An example with data from the help page for raster:::projectRaster:

r <- raster(xmn=-110, xmx=-90, ymn=40, ymx=60, ncols=40, nrows=40)
r <- setValues(r, 1:ncell(r))
newproj <- "+proj=lcc +lat_1=48 +lat_2=33 +lon_0=-100 +ellps=WGS84"

# Default reproject uses bilinear interpolation
r_bl <- projectRaster( r , crs = newproj )
r_nn <- projectRaster( r , crs = newproj , method = "ngb" )
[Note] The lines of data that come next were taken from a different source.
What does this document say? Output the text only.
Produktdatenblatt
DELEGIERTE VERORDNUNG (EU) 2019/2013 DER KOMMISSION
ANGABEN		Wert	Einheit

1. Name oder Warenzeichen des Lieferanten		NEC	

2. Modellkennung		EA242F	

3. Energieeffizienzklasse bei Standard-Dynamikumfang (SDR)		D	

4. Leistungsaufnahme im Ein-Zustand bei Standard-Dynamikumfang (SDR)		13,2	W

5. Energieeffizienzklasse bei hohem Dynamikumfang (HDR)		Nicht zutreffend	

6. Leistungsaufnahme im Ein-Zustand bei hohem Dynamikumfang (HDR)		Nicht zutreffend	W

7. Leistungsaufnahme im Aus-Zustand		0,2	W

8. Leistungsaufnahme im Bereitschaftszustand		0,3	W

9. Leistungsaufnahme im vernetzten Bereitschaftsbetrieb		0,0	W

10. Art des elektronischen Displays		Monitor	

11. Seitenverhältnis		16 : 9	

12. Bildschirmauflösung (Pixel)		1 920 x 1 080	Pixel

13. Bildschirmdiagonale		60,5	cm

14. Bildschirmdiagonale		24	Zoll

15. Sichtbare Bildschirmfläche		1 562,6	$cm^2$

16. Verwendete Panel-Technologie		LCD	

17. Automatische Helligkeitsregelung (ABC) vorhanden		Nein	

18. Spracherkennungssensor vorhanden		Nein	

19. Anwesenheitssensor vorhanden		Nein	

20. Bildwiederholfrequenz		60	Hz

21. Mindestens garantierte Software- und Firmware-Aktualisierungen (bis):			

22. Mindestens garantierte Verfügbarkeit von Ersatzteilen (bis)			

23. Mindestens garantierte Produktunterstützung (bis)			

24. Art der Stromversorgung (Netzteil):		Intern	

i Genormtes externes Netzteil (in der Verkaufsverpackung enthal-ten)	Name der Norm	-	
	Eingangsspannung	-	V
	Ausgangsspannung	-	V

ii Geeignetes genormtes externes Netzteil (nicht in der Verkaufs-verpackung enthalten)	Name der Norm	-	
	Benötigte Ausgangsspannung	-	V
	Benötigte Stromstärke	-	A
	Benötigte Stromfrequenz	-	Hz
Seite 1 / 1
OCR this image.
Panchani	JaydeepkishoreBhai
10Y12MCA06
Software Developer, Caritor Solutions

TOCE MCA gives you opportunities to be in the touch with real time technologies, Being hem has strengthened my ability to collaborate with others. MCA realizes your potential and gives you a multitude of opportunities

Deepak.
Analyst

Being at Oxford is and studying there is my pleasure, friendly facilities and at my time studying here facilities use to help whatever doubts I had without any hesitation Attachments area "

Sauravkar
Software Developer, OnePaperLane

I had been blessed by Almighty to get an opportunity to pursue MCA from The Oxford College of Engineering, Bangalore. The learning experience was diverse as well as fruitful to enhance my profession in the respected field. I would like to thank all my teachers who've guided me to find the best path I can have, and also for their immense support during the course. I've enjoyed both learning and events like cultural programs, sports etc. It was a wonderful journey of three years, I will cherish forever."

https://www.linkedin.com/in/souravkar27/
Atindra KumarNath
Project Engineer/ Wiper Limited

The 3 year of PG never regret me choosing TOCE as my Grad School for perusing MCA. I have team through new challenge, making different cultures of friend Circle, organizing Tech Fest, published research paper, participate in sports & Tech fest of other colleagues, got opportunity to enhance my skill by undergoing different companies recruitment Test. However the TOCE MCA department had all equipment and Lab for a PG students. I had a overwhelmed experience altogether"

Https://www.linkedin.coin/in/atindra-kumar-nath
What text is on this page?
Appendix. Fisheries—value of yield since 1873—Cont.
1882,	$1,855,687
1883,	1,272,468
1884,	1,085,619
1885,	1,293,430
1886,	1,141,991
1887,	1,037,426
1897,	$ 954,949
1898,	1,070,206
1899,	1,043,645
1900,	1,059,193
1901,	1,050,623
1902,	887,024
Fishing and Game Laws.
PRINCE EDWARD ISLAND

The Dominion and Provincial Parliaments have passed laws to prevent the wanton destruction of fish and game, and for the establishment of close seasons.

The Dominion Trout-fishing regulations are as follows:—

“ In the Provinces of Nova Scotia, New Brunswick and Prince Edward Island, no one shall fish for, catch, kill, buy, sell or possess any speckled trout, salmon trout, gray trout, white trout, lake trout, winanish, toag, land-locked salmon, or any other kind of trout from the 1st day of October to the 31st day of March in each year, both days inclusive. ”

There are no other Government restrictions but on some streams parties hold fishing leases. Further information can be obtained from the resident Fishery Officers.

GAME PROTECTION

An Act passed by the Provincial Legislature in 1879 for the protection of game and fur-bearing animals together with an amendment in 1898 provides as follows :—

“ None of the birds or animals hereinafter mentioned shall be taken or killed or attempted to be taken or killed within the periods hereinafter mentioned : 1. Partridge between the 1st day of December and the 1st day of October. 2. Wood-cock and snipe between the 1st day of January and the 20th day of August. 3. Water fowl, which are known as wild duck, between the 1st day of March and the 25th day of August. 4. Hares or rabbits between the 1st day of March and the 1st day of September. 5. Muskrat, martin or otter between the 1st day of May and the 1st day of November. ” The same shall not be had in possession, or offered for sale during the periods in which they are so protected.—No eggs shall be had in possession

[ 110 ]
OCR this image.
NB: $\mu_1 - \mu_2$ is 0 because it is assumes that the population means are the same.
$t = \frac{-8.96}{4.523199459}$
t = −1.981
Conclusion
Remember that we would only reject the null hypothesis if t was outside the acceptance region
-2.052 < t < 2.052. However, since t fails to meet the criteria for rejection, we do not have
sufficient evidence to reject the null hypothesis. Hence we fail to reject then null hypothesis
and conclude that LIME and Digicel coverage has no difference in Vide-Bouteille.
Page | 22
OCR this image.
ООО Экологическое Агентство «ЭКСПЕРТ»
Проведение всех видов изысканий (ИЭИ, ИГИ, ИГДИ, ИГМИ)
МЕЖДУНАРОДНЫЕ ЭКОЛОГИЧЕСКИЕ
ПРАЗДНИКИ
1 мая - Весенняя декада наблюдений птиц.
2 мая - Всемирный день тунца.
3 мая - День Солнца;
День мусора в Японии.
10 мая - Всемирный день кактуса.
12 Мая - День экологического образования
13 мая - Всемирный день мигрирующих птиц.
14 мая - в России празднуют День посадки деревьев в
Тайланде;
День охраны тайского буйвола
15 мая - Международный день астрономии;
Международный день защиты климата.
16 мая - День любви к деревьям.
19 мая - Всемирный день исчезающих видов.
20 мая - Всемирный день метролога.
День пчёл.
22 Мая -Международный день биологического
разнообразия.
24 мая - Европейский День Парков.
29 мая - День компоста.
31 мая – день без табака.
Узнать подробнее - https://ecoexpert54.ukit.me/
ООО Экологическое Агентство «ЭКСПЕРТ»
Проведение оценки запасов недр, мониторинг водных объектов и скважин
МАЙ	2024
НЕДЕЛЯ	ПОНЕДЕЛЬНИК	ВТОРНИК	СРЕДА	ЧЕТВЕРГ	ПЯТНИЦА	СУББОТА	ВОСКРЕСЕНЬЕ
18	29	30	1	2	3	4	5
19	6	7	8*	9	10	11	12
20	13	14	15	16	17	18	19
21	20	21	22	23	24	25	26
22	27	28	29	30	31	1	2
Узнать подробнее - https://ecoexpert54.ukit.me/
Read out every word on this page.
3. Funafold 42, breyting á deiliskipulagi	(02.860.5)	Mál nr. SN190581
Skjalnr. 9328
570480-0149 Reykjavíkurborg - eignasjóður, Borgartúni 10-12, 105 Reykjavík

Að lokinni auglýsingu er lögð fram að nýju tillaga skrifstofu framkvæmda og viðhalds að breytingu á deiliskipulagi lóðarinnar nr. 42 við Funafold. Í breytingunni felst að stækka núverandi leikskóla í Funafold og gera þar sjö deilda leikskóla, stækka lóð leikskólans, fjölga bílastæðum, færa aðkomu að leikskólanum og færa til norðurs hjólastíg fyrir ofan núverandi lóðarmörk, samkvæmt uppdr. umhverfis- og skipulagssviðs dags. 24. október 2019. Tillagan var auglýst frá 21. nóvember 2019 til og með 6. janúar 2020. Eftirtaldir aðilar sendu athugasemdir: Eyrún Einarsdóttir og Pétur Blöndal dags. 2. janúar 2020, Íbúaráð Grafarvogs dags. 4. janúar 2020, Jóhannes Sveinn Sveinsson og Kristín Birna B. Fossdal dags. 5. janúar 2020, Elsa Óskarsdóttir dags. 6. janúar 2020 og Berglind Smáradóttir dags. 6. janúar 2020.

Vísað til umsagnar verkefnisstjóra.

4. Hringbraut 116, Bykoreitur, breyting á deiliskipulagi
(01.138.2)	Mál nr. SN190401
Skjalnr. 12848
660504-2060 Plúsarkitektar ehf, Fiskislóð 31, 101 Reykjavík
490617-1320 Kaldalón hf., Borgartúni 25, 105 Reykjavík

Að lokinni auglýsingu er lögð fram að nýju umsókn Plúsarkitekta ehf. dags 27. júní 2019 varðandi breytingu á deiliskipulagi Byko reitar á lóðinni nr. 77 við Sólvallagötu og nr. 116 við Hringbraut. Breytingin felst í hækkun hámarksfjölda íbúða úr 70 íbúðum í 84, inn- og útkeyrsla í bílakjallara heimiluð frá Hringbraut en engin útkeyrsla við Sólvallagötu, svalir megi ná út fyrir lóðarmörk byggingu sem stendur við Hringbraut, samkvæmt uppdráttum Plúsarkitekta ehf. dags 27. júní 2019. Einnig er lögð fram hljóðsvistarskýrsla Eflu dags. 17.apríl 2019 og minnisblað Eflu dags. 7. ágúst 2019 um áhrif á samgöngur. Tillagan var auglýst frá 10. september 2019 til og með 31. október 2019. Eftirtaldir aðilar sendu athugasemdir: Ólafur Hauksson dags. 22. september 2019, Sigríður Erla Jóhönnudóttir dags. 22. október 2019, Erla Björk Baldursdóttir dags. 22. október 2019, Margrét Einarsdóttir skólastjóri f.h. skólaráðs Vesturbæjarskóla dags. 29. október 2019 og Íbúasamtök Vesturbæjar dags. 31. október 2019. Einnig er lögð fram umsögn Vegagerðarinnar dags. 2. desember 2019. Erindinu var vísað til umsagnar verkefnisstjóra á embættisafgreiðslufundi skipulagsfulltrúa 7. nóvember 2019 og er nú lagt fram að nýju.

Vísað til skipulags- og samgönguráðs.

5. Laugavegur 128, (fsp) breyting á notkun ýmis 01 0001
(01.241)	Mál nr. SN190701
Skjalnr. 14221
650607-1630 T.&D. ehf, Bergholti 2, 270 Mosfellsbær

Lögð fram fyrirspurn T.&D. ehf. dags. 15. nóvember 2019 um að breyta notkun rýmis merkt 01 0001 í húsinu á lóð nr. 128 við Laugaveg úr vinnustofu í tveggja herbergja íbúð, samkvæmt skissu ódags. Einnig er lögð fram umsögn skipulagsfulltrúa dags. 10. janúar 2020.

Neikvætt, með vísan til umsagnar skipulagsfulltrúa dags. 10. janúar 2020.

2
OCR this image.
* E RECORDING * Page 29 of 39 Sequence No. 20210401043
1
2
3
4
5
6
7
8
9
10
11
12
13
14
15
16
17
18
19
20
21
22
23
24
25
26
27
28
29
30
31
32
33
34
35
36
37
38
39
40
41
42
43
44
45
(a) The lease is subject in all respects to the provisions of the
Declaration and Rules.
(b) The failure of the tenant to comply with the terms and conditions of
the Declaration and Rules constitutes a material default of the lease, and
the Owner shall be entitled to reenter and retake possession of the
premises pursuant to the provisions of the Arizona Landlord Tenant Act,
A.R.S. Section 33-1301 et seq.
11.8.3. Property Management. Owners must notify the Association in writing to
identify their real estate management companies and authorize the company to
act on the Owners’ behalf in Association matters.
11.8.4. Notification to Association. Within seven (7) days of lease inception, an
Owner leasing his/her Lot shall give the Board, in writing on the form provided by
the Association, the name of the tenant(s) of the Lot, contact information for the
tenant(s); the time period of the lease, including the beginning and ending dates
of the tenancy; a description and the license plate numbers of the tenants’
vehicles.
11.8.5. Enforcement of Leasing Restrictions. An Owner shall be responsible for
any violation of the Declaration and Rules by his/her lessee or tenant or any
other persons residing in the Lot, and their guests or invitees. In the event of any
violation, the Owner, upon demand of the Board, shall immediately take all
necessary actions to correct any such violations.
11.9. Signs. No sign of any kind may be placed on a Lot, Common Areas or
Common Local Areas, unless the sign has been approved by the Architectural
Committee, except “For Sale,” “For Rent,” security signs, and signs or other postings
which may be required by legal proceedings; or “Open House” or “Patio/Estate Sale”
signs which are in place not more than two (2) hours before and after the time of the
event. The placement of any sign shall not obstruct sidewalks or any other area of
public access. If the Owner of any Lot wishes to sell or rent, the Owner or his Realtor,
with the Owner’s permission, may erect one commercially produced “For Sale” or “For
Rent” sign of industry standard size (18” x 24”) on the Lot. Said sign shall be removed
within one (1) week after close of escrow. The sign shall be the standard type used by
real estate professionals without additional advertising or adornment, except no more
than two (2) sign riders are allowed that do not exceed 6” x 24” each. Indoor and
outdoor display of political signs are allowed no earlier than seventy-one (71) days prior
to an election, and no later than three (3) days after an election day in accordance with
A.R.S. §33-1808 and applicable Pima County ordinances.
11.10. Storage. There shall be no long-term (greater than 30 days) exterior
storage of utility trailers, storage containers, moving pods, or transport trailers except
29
range(values(r) , na.rm = T) 
#[1]    1 1600
range(values(r_bl) , na.rm = T )
#[1]   -7.671638 1612.968493
range(values(r_nn) , na.rm = T )
#[1]    1 1600

Of course you are still projecting values to new cells so you will probably get some NA's. Briefly, bilinear interpolation makes sense for continuous variables, whilst nearest neighbour makes sense for categorical variables.